Nazism is the present absence of the show. As the title makes clear, the exhibition tilts toward Beckmann’s paintings after World War II. However, in a way, the Third Reich was a dizzying manifestation of the darkest corners of Beckmann’s oeuvre. We can glimpse his smoldering hatred for Hitler’s Germany. Bird’s Hell (1938) gives an intimation of this contempt with a dark, almost pagan carnival of torture and depravity. Beckmann’s disposition toward fascism is further revealed in his 1947 revisions to Paris Society. Most strikingly, the German cultural ambassador’s face has been transformed from that of a reveler to a quiet mourner.

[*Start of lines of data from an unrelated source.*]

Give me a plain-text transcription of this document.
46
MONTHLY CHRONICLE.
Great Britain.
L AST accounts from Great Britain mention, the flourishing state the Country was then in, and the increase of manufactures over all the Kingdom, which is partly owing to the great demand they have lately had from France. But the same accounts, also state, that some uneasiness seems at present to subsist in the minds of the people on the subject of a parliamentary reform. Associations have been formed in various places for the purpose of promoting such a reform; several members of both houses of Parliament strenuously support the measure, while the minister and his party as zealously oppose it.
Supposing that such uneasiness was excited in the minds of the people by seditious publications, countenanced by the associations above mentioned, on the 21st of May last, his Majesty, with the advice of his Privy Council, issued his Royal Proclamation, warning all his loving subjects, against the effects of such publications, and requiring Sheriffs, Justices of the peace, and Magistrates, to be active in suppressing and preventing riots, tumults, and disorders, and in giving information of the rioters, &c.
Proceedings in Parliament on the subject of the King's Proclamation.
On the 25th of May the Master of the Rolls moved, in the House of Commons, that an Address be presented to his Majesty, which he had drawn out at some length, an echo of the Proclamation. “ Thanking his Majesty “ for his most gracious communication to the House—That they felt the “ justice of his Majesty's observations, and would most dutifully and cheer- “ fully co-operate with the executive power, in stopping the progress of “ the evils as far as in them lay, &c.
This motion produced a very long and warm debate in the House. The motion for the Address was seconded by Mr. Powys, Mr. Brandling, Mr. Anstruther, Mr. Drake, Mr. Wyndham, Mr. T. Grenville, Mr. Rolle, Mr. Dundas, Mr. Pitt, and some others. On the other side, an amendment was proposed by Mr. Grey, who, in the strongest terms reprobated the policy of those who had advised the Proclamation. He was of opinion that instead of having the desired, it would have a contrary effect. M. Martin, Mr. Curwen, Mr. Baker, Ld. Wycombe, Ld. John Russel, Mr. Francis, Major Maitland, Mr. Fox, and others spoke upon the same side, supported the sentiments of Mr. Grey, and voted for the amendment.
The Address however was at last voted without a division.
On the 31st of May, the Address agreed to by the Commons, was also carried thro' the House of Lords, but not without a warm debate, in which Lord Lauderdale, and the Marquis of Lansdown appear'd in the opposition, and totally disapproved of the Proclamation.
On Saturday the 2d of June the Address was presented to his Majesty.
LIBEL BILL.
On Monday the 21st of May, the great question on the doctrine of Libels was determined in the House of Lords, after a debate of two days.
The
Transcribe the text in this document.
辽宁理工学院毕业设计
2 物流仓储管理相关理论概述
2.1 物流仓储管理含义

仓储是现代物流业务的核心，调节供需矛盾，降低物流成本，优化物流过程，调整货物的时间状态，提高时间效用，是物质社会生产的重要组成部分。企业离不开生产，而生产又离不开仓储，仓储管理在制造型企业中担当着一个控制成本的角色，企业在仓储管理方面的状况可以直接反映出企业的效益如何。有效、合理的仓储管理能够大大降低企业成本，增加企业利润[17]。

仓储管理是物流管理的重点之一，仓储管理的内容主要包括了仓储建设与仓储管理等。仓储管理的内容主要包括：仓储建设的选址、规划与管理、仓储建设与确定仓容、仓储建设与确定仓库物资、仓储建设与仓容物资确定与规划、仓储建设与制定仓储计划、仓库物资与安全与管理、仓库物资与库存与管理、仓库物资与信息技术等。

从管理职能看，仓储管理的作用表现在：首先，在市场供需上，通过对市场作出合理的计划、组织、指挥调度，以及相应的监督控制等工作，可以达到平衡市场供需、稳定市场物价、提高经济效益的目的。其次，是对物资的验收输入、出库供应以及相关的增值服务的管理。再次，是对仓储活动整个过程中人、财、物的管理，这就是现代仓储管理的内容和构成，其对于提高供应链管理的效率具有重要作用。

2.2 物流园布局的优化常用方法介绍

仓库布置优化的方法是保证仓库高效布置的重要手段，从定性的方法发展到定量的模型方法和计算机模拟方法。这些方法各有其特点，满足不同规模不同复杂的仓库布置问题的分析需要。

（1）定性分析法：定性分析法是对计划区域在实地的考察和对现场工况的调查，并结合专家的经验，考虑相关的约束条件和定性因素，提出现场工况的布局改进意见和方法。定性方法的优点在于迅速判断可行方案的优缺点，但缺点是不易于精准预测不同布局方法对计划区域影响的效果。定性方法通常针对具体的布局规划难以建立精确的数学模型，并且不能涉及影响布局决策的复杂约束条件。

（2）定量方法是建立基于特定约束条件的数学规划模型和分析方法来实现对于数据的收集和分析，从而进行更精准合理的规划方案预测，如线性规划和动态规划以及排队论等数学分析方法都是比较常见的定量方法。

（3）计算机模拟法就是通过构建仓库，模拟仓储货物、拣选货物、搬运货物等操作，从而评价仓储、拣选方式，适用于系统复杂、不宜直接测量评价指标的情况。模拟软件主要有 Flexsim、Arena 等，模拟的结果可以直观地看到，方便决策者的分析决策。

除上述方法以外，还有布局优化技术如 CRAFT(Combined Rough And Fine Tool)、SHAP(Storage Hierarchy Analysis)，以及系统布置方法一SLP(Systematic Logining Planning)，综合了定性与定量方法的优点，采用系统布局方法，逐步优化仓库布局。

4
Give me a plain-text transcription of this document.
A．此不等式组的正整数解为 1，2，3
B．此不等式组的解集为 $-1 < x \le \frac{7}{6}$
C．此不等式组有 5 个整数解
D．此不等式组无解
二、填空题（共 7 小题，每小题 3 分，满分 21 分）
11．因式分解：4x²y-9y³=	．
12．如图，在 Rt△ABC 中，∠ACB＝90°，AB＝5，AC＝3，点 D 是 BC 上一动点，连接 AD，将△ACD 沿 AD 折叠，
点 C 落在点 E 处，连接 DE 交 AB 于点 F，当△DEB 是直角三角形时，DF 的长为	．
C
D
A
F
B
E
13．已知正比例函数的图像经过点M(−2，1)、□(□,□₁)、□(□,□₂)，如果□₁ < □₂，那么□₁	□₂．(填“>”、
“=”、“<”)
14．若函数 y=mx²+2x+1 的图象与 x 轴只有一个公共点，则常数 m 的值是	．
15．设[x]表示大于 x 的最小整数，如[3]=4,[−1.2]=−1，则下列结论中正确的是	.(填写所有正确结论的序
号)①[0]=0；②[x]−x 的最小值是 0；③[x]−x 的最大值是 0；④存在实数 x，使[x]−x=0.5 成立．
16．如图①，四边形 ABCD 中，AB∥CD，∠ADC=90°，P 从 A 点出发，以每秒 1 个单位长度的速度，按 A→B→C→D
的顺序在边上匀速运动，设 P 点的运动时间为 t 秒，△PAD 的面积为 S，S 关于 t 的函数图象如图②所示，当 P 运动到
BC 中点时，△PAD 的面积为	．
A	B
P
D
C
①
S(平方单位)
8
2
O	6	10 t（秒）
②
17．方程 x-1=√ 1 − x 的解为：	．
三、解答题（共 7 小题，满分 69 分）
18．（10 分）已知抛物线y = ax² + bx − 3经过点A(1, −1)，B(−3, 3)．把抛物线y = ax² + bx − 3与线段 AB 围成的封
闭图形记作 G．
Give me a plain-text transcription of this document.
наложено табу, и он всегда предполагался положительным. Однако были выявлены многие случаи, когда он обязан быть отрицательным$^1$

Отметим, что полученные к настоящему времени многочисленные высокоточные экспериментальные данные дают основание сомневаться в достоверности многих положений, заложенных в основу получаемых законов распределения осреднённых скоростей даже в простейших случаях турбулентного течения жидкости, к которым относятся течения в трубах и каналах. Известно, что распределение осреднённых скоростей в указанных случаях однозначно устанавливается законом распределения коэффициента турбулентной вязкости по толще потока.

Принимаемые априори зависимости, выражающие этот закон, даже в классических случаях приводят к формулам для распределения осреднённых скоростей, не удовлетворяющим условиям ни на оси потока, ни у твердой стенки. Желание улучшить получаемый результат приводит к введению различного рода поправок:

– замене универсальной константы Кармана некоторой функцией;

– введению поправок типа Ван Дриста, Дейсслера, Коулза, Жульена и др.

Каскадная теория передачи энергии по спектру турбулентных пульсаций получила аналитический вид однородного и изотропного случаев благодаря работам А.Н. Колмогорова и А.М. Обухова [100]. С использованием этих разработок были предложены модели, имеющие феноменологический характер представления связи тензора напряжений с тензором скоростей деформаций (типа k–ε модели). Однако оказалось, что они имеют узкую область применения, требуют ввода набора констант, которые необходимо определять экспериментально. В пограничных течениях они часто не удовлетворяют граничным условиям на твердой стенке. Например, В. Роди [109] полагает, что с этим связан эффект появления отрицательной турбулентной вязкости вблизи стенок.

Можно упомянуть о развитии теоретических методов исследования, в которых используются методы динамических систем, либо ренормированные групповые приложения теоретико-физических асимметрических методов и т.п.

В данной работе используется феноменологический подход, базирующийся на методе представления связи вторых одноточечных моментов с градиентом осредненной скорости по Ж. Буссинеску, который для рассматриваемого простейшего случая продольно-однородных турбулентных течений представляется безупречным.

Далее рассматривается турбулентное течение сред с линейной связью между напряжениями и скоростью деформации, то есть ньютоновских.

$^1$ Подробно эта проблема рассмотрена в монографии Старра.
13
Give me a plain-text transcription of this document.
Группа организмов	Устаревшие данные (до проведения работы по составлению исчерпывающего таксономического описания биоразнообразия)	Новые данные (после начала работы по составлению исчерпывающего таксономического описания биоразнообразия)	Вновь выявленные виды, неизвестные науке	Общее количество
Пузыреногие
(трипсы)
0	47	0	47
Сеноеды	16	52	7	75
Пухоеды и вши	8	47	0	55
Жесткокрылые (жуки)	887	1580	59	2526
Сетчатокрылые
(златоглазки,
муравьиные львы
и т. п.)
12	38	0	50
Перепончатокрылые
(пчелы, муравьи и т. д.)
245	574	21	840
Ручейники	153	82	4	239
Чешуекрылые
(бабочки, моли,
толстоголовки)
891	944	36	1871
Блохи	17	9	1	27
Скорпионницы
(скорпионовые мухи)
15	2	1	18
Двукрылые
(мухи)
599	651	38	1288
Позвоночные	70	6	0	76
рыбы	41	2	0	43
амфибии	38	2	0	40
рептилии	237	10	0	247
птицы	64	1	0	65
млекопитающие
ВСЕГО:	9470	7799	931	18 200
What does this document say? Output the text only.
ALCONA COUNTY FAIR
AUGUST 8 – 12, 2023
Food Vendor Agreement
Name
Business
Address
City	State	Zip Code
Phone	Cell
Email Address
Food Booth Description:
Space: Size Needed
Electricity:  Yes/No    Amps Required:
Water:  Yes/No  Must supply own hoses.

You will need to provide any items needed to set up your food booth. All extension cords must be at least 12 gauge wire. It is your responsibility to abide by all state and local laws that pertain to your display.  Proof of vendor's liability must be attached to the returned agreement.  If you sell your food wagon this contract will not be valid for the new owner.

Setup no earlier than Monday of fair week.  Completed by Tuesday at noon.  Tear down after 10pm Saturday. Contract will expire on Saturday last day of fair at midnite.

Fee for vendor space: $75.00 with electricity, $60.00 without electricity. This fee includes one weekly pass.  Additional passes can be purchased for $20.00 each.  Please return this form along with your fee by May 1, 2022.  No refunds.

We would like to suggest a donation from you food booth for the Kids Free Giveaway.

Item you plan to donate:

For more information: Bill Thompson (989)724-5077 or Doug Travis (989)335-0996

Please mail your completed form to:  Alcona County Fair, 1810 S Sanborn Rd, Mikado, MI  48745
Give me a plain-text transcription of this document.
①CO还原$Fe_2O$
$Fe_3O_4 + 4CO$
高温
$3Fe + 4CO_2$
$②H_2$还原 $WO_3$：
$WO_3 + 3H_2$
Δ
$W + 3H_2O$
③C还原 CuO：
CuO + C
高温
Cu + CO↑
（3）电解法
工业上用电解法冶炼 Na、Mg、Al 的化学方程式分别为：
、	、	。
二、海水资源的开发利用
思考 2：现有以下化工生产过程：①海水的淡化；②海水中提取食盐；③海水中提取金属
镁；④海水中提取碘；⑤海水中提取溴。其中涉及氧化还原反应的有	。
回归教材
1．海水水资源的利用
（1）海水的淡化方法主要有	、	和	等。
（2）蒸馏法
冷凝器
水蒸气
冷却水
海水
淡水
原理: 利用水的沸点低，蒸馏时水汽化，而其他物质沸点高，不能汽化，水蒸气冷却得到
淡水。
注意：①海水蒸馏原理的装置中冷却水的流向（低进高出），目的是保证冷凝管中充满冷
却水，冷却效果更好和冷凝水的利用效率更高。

In his last works, such as Falling Man (1950), which depicts a half naked figure gliding downward headfirst, and Self-Portrait in Blue Jacket, Beckmann grapples with mortality, and the metaphysical questions it engenders. Almost paradoxically, Beckmann was energized by New York City. When he finally arrived there, it felt like “a prewar Berlin multiplied a hundredfold.” New York, as this show admirably reveals, gave Beckmann a new, if short, lease on life.